L'année de la vérité
Publié le 18-03-2024
Il m'est arrivé de voir une bobine très drôle sur Instagram. Coup sur coup, des fragments des discours de fin d'année de différents présidents français ont été présentés. Les différents Giscard d'Estaing, Mitterrand, Chirac, Hollande ont annoncé aux citoyens français que l'année suivante serait une année difficile. Bien qu’appartenant à des groupes politiques opposés et engagés dans des époques historiques différentes, ils ont tous utilisé les mêmes mots et le même adjectif pour définir la nouvelle année imminente. Félicitations à l'assemblée…
Une pensée me vient à l’esprit : y a-t-il déjà eu une année facile ? Une année sans malheur ni crise ? L’expérience récente de la pandémie nous a certainement mis à l’épreuve. Pendant l'isolement et les fermetures forcées, nous semblions vivre une époque unique et irremplaçable, qu'aucune génération précédente n'avait jamais vécue (si terrible que maintenant nous avons déjà tout oublié !). Quelle erreur de perspective de penser que seul notre point de vue existe ! Mais que dire de ceux qui aujourd’hui – de temps en temps – vivent d’énormes tragédies comme la guerre et la faim en Terre Sainte, en Ukraine, dans la Corne de l’Afrique ?
Nous pouvons prendre deux autres exemples, un plus éloigné et un plus proche dans le temps. Le XIVe siècle n'a pas été un siècle facile : famines, peste, guerres, révoltes urbaines et paysannes, rareté des ressources et hausse des prix. Et puis la captivité d'Avignon, la crise de l'empire, le schisme au sein de l'Église catholique... Cela peut-il suffire ?

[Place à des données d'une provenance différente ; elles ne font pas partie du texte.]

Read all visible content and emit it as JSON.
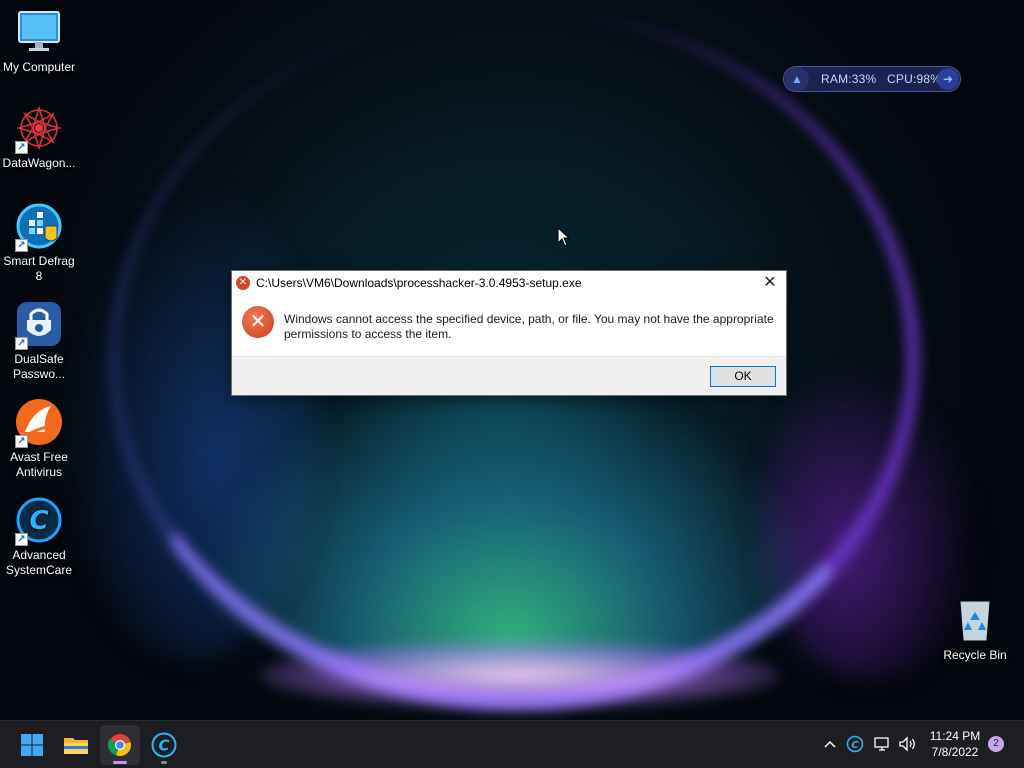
{
  "desktop": {
    "icons": [
      {
        "label": "My Computer",
        "icon": "monitor-icon"
      },
      {
        "label": "DataWagon...",
        "icon": "datawagon-icon"
      },
      {
        "label": "Smart Defrag 8",
        "icon": "smart-defrag-icon"
      },
      {
        "label": "DualSafe Passwo...",
        "icon": "dualsafe-icon"
      },
      {
        "label": "Avast Free Antivirus",
        "icon": "avast-icon"
      },
      {
        "label": "Advanced SystemCare",
        "icon": "advanced-systemcare-icon"
      }
    ],
    "recycle_bin": {
      "label": "Recycle Bin",
      "icon": "recycle-bin-icon"
    }
  },
  "perf_widget": {
    "ram": "RAM:33%",
    "cpu": "CPU:98%"
  },
  "dialog": {
    "title": "C:\\Users\\VM6\\Downloads\\processhacker-3.0.4953-setup.exe",
    "message": "Windows cannot access the specified device, path, or file. You may not have the appropriate permissions to access the item.",
    "ok_label": "OK"
  },
  "taskbar": {
    "apps": [
      {
        "name": "start-button",
        "icon": "windows-logo-icon"
      },
      {
        "name": "file-explorer",
        "icon": "folder-icon"
      },
      {
        "name": "chrome",
        "icon": "chrome-icon"
      },
      {
        "name": "advanced-systemcare",
        "icon": "advanced-systemcare-icon"
      }
    ],
    "time": "11:24 PM",
    "date": "7/8/2022",
    "notification_count": "2"
  },
  "colors": {
    "accent": "#0078d7",
    "error": "#d2492a",
    "taskbar_bg": "#1c1e22"
  }
}
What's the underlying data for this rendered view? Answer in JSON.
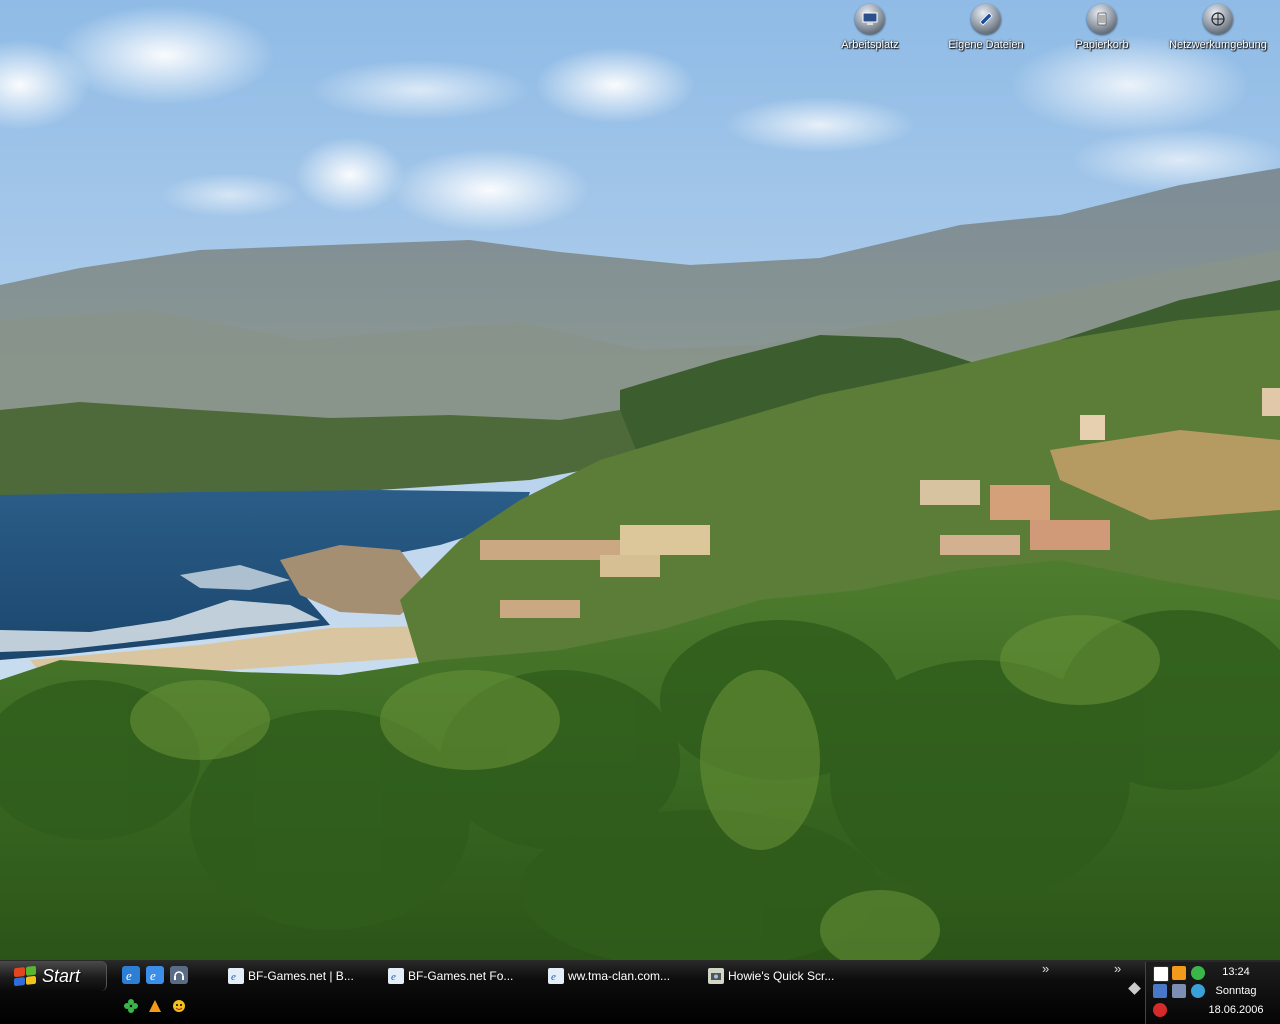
{
  "desktop": {
    "icons": [
      {
        "label": "Arbeitsplatz",
        "icon": "my-computer-icon"
      },
      {
        "label": "Eigene Dateien",
        "icon": "my-documents-icon"
      },
      {
        "label": "Papierkorb",
        "icon": "recycle-bin-icon"
      },
      {
        "label": "Netzwerkumgebung",
        "icon": "network-places-icon"
      }
    ]
  },
  "taskbar": {
    "start_label": "Start",
    "quick_launch": [
      "ie-icon",
      "ie-icon",
      "media-player-icon",
      "clover-icon",
      "app-icon",
      "messenger-icon"
    ],
    "tasks": [
      {
        "label": "BF-Games.net | B...",
        "icon": "ie-page-icon"
      },
      {
        "label": "BF-Games.net Fo...",
        "icon": "ie-page-icon"
      },
      {
        "label": "ww.tma-clan.com...",
        "icon": "ie-page-icon"
      },
      {
        "label": "Howie's Quick Scr...",
        "icon": "camera-icon"
      }
    ],
    "overflow_chevrons": [
      "»",
      "»"
    ]
  },
  "tray": {
    "time": "13:24",
    "day": "Sonntag",
    "date": "18.06.2006",
    "icons": [
      "calendar-icon",
      "winamp-icon",
      "clover-icon",
      "network-icon",
      "display-icon",
      "sync-icon",
      "antivirus-icon"
    ]
  },
  "colors": {
    "sky_top": "#9fc4e8",
    "sea": "#1f4f7c",
    "forest": "#3f6b25",
    "taskbar": "#000000"
  }
}
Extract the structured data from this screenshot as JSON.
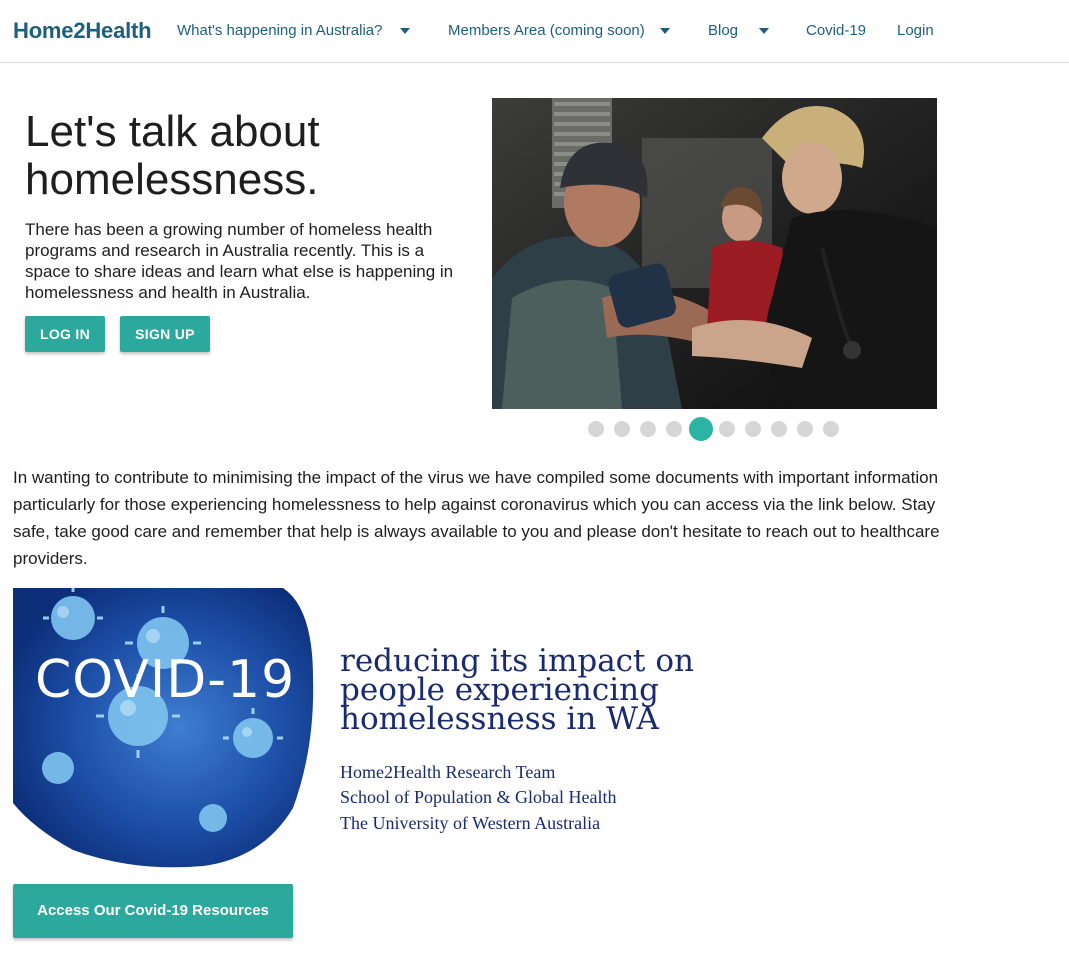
{
  "nav": {
    "brand": "Home2Health",
    "items": [
      {
        "label": "What's happening in Australia?",
        "has_dropdown": true
      },
      {
        "label": "Members Area (coming soon)",
        "has_dropdown": true
      },
      {
        "label": "Blog",
        "has_dropdown": true
      },
      {
        "label": "Covid-19",
        "has_dropdown": false
      },
      {
        "label": "Login",
        "has_dropdown": false
      }
    ]
  },
  "hero": {
    "title": "Let's talk about homelessness.",
    "text": "There has been a growing number of homeless health programs and research in Australia recently. This is a space to share ideas and learn what else is happening in homelessness and health in Australia.",
    "login_label": "LOG IN",
    "signup_label": "SIGN UP"
  },
  "carousel": {
    "slide_count": 10,
    "active_index": 4
  },
  "covid": {
    "paragraph": "In wanting to contribute to minimising the impact of the virus we have compiled some documents with important information particularly for those experiencing homelessness to help against coronavirus which you can access via the link below. Stay safe, take good care and remember that help is always available to you and please don't hesitate to reach out to healthcare providers.",
    "image_word": "COVID-19",
    "heading": "reducing its impact on people experiencing homelessness in WA",
    "team_lines": [
      "Home2Health Research Team",
      "School of Population & Global Health",
      "The University of Western Australia"
    ],
    "button_label": "Access Our Covid-19 Resources"
  },
  "colors": {
    "brand": "#1d5f7e",
    "accent": "#2da89c",
    "navy": "#1a2a6e"
  }
}
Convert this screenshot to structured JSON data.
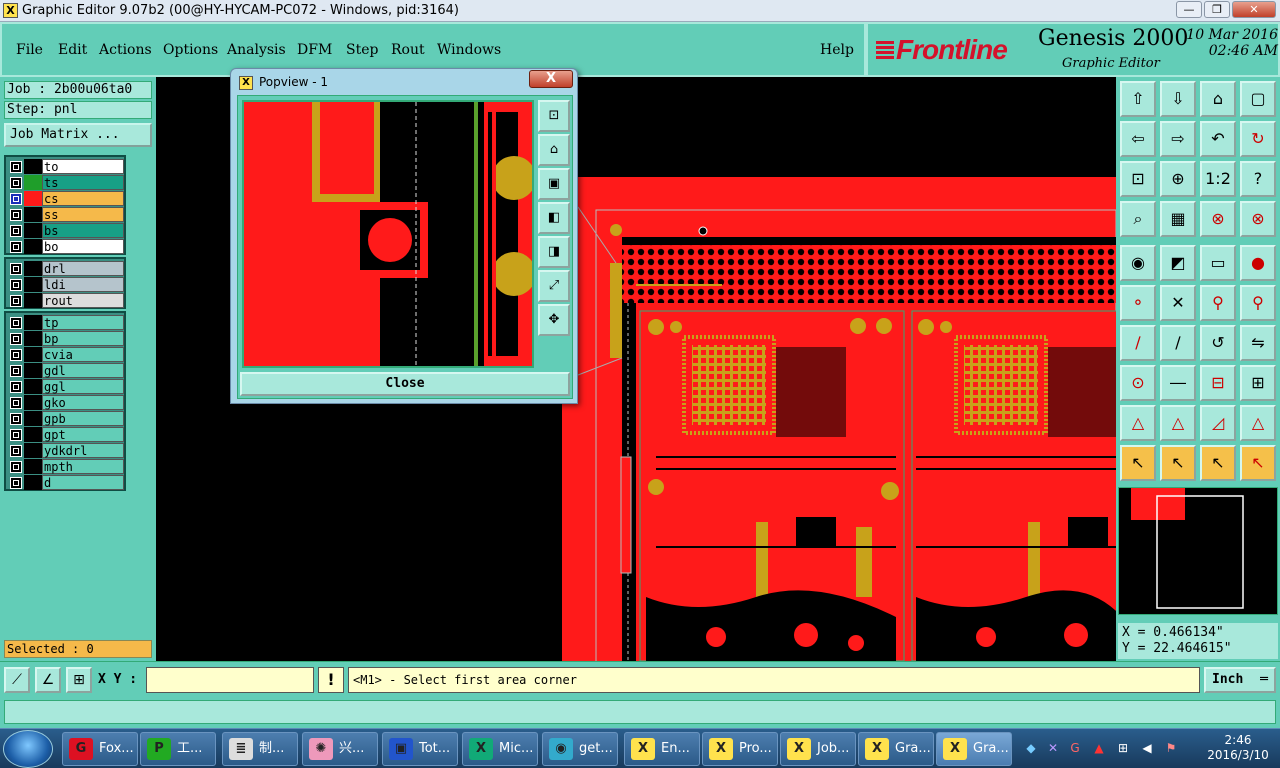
{
  "window": {
    "title": "Graphic Editor 9.07b2 (00@HY-HYCAM-PC072 - Windows, pid:3164)",
    "icon": "x-app-icon",
    "controls": [
      "—",
      "❐",
      "✕"
    ]
  },
  "menu": {
    "items": [
      "File",
      "Edit",
      "Actions",
      "Options",
      "Analysis",
      "DFM",
      "Step",
      "Rout",
      "Windows"
    ],
    "help": "Help"
  },
  "brand": {
    "logo": "Frontline",
    "product": "Genesis 2000",
    "subtitle": "Graphic Editor",
    "date": "10 Mar 2016",
    "time": "02:46 AM"
  },
  "left_panel": {
    "job": "Job : 2b00u06ta0",
    "step": "Step: pnl",
    "job_matrix": "Job Matrix ...",
    "layers_board": [
      {
        "name": "to",
        "color": "#ffffff",
        "swatch": "#000000",
        "checked": false
      },
      {
        "name": "ts",
        "color": "#17a086",
        "swatch": "#1f9e2a",
        "checked": false
      },
      {
        "name": "cs",
        "color": "#f5b94a",
        "swatch": "#ff1a1a",
        "checked": true
      },
      {
        "name": "ss",
        "color": "#f5b94a",
        "swatch": "#000000",
        "checked": false
      },
      {
        "name": "bs",
        "color": "#17a086",
        "swatch": "#000000",
        "checked": false
      },
      {
        "name": "bo",
        "color": "#ffffff",
        "swatch": "#000000",
        "checked": false
      }
    ],
    "layers_drill": [
      {
        "name": "drl",
        "color": "#b5c4cc",
        "swatch": "#000000"
      },
      {
        "name": "ldi",
        "color": "#b5c4cc",
        "swatch": "#000000"
      },
      {
        "name": "rout",
        "color": "#dddddd",
        "swatch": "#000000"
      }
    ],
    "layers_misc": [
      {
        "name": "tp"
      },
      {
        "name": "bp"
      },
      {
        "name": "cvia"
      },
      {
        "name": "gdl"
      },
      {
        "name": "ggl"
      },
      {
        "name": "gko"
      },
      {
        "name": "gpb"
      },
      {
        "name": "gpt"
      },
      {
        "name": "ydkdrl"
      },
      {
        "name": "mpth"
      },
      {
        "name": "d"
      }
    ],
    "selected": "Selected : 0"
  },
  "popview": {
    "title": "Popview - 1",
    "close_x": "X",
    "close_button": "Close",
    "side_buttons": [
      "fit-icon",
      "zoom-home-icon",
      "zoom-in-icon",
      "pan-left-icon",
      "pan-right-icon",
      "zoom-out-icon",
      "center-icon"
    ]
  },
  "tools": {
    "buttons": [
      "view-home-icon",
      "view-down-icon",
      "home-icon",
      "frame-icon",
      "pan-left-icon",
      "pan-right-icon",
      "step-back-icon",
      "redraw-icon",
      "fit-all-icon",
      "zoom-center-icon",
      "scale-1-2-icon",
      "help-icon",
      "measure-icon",
      "grid-icon",
      "snap-pad-icon",
      "snap-net-icon",
      "select-icon",
      "draw-line-icon",
      "ruler-icon",
      "pad-icon",
      "net-icon",
      "cross-icon",
      "connect-icon",
      "connect2-icon",
      "line-red-icon",
      "line-blue-icon",
      "arc-icon",
      "split-icon",
      "add-pad-icon",
      "line-icon",
      "mirror-icon",
      "group-icon",
      "triangle-icon",
      "arrow-triangle-icon",
      "polygon-icon",
      "slant-icon",
      "pointer-icon",
      "pointer-box-icon",
      "pointer-lasso-icon",
      "pointer-net-icon"
    ],
    "labels": {
      "scale": "1:2",
      "help": "?"
    }
  },
  "coords": {
    "x": "X = 0.466134\"",
    "y": "Y = 22.464615\""
  },
  "bottom": {
    "xy_label": "X Y :",
    "xy_value": "",
    "bang": "!",
    "prompt": "<M1> - Select first area corner",
    "unit": "Inch"
  },
  "taskbar": {
    "items": [
      {
        "label": "Fox...",
        "icon": "foxit-icon",
        "glyph": "G"
      },
      {
        "label": "工...",
        "icon": "pf-icon",
        "glyph": "P"
      },
      {
        "label": "制...",
        "icon": "notepad-icon",
        "glyph": "≣"
      },
      {
        "label": "兴...",
        "icon": "shell-icon",
        "glyph": "✺"
      },
      {
        "label": "Tot...",
        "icon": "floppy-icon",
        "glyph": "▣"
      },
      {
        "label": "Mic...",
        "icon": "excel-icon",
        "glyph": "X"
      },
      {
        "label": "get...",
        "icon": "eye-icon",
        "glyph": "◉"
      },
      {
        "label": "En...",
        "icon": "genesis-icon",
        "glyph": "X"
      },
      {
        "label": "Pro...",
        "icon": "genesis-icon",
        "glyph": "X"
      },
      {
        "label": "Job...",
        "icon": "genesis-icon",
        "glyph": "X"
      },
      {
        "label": "Gra...",
        "icon": "genesis-icon",
        "glyph": "X"
      },
      {
        "label": "Gra...",
        "icon": "genesis-icon",
        "glyph": "X"
      }
    ],
    "time": "2:46",
    "date": "2016/3/10"
  },
  "colors": {
    "panel": "#62cdb7",
    "copper": "#ff1a1a",
    "pad": "#c8a21a",
    "accent": "#f5b94a"
  }
}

Nous arrivons à un passé plus récent et plus familier. Mon grand-père, né en 1899, a été enrôlé dans la Première Guerre mondiale. Après une formation à Bologne, il a la chance de ne pas partir au front, mais il subit tous les effets désastreux de la Première Guerre mondiale : le fascisme, une autre guerre mondiale qui signifiait pour lui un pistolet pointé sur sa tête par un officier allemand. Puis lui - qui était artisan du cuir - au plus fort du boom économique, fut dépassé par la nouvelle industrialisation qui l'obligea à fermer son entreprise et à mourir en 1963 avec des funérailles payées grâce à l'aide de quelques proches.
Peut-être que des exemples comme ceux-ci nous aident à donner à nos perceptions leur dimension et leur poids. Une autre réflexion rappelle que, malgré ses nombreux défauts, la démocratie a encore la possibilité de dire la vérité (au milieu de nombreuses opinions et mensonges... difficiles à reconnaître) et de rappeler aux citoyens que les choses ne vont peut-être pas bien. Dans les régimes autoritaires, les choses ne vont pas mal parce qu’elles ne peuvent pas mal tourner.
Les régimes autoritaires mentent sur les données économiques, trompent leurs opinions publiques, annoncent de nouvelles ères sans les limites du présent et du passé. Mais est-ce que ce sera vrai ? La liberté – aussi longtemps qu’elle sera préservée – sera un formidable antidote aux mensonges de la politique. Cela ne veut pas dire que la démocratie soit identifiée au pessimisme. S’il est vrai qu’en démocratie le mensonge et l’illégalité peuvent être dénoncés, cela peut aussi indiquer d’authentiques chemins d’espérance.
Le discours inaugural de Franklin Delano Roosevelt, le 4 mars 1933, est mémorable : « Je crois que c'est avant tout le moment de dire la vérité, toute la vérité, avec sincérité et courage. Aujourd’hui, nous ne pouvons pas hésiter à aborder honnêtement les conditions actuelles de notre pays. Cette grande nation pourra à nouveau endurer, comme elle a déjà pu endurer, et elle pourra également renaître vers la prospérité. Permettez-moi donc d'exprimer pleinement ma ferme conviction que ce que nous devons craindre par-dessus tout, c'est de nous laisser vaincre par la peur, par cette peur sans nom, déraisonnable et injustifiée, qui paralyse les mouvements nécessaires pour transformer une retraite en avancée.